Şizoid kişiyi ilgi konusunda umutsuzluğa yaklaştıran hissin doğasında ne vardır? Doğa ve kaderi bir kenara bırakırsak, birçok şizoid kişinin ilgideki/ilgilenmedeki çabalarına dair subjektif deneyimleri hiçbir işe yaramaz ve aşağılama, küçümseme, hor görülmeyle karşılaşır. Subjektif deneyimleri, aile sisteminde vazgeçilemez bir unsur olmak değildir. Sağlıklı ya da patolojik bir amaca hizmet eden insancıl olmayan ve kimliksiz fonksiyon, arka sahanlığa atılır ta ki hizmetleri daha sonra istenene kadar. Bu deneyim birçok metaforla açıklanır: örneğin kendini android, kukla ya da köle hissetmek.
İntrapsişik Yapı
Şizoid kişilik bozukluğun intrapsişik yapısı iki bölümden oluşur: Savunmacı Nesne İlişkileri Birimi (Efendi – köle birimi) ve Sadistik Nesne İlişkileri Birimi (Sürgündeki kendilik birimi).
Şizoid kişilik bozukluğu genellikle son birimi aktive eder ve diğerlerini potansiyel olarak tehlikeli, aşağılayan ve yoksun bırakan olarak deneyimler. Sürgünün karı, güvenliktir ama bu arada zararlı yanı da izolasyon, yalnızlık, yabancılaşma ve “kozmik” yalnızlık deneyimidir.
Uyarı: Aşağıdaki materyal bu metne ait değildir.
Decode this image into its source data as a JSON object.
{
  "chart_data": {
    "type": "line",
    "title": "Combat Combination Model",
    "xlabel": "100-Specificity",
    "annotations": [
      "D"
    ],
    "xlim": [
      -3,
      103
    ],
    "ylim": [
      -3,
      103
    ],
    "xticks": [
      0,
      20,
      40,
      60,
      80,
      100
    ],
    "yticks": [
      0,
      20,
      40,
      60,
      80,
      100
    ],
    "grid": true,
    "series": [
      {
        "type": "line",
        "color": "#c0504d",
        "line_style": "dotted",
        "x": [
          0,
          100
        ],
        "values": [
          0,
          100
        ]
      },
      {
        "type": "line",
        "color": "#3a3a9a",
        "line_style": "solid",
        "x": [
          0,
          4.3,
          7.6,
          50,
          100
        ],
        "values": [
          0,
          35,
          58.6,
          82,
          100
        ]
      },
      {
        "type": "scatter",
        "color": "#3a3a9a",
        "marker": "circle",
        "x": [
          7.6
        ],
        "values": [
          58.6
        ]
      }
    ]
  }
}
Bu kişileri nadiren tedavide görürüz.
Bedeli ne olursa olsun güvenliği sağlamaya isteksiz şizoid kişilik bozukluğu, efendi- köle birimini aktive etmeye eğilimli olur. Ve bundan da ötesi, gönüllü olarak tedaviye istekli olurlar. Efendi – köle birimi başka bir düzen oturtmaktır. Daha ilişki içerisindedir ancak bunun da hastaya bir bedeli vardır. Burda nesne manipule edici, zorlayıcı, kontrol edici ve uygun olarak algılanır. Kişi ilişkinin durumlarını bir kölenin kabullendiği gibi kabullenir çünkü kişi ilginin açık olma yolunun sadece bu olduğunu düşünür. Bu durum kendini uyma, bağımlılık, itaatkarlık ve kurban olma olarak ortaya koyar. Şizoid kişilik bozukluğu olan hastalar korunmacı, adaptif olarak ve savunmacı olarak kendine yeten, kendine güvenen, kendini kapsayan ve fanteziler üreten insanlar olurlar. Fantezi ve kendine yetebilme şizoid uzlaşmadır. Bunlar, efendi-köle ve sürgündeki kendilik birimleri arasındaki gelgitleri regüle etmek için sarf edilen çabalardır.
Transferans Eyleme Vurmaları, Terapötik Alyans Ve Tedavi
Şizoid kişilik bozukluğu olan hastanın transferans eyleme vurmasının doğası, intrapsişik yapıyı yansıtır. Hasta, terapistini ya efendi görünümün yansıması olarak görür ya da sadistik nesne görünümünün yansıması olarak görür. Terapist bu yüzden, ya manipulatif, kontrol edici olarak deneyimlenir ya da sadistik, tehlikeli ve yoksun bırakan olarak deneyimlenir. İlk durumda hasta, köle rolünü ilişkinin bedeli olarak kabul eder. İkinci durumda duygusal sürgün, özgürlük ve kendiliğin korumasını sürdürmek için var olan bir durumdur.
Transferans eyleme vurmanın başka bir formu terapistin haberi olmadan onunla yakınlık fantezisi geliştirmektir. Bu fantezi, terapötik alyans kurulana kadar hatta tedavinin ileri safhalarına gizlenir.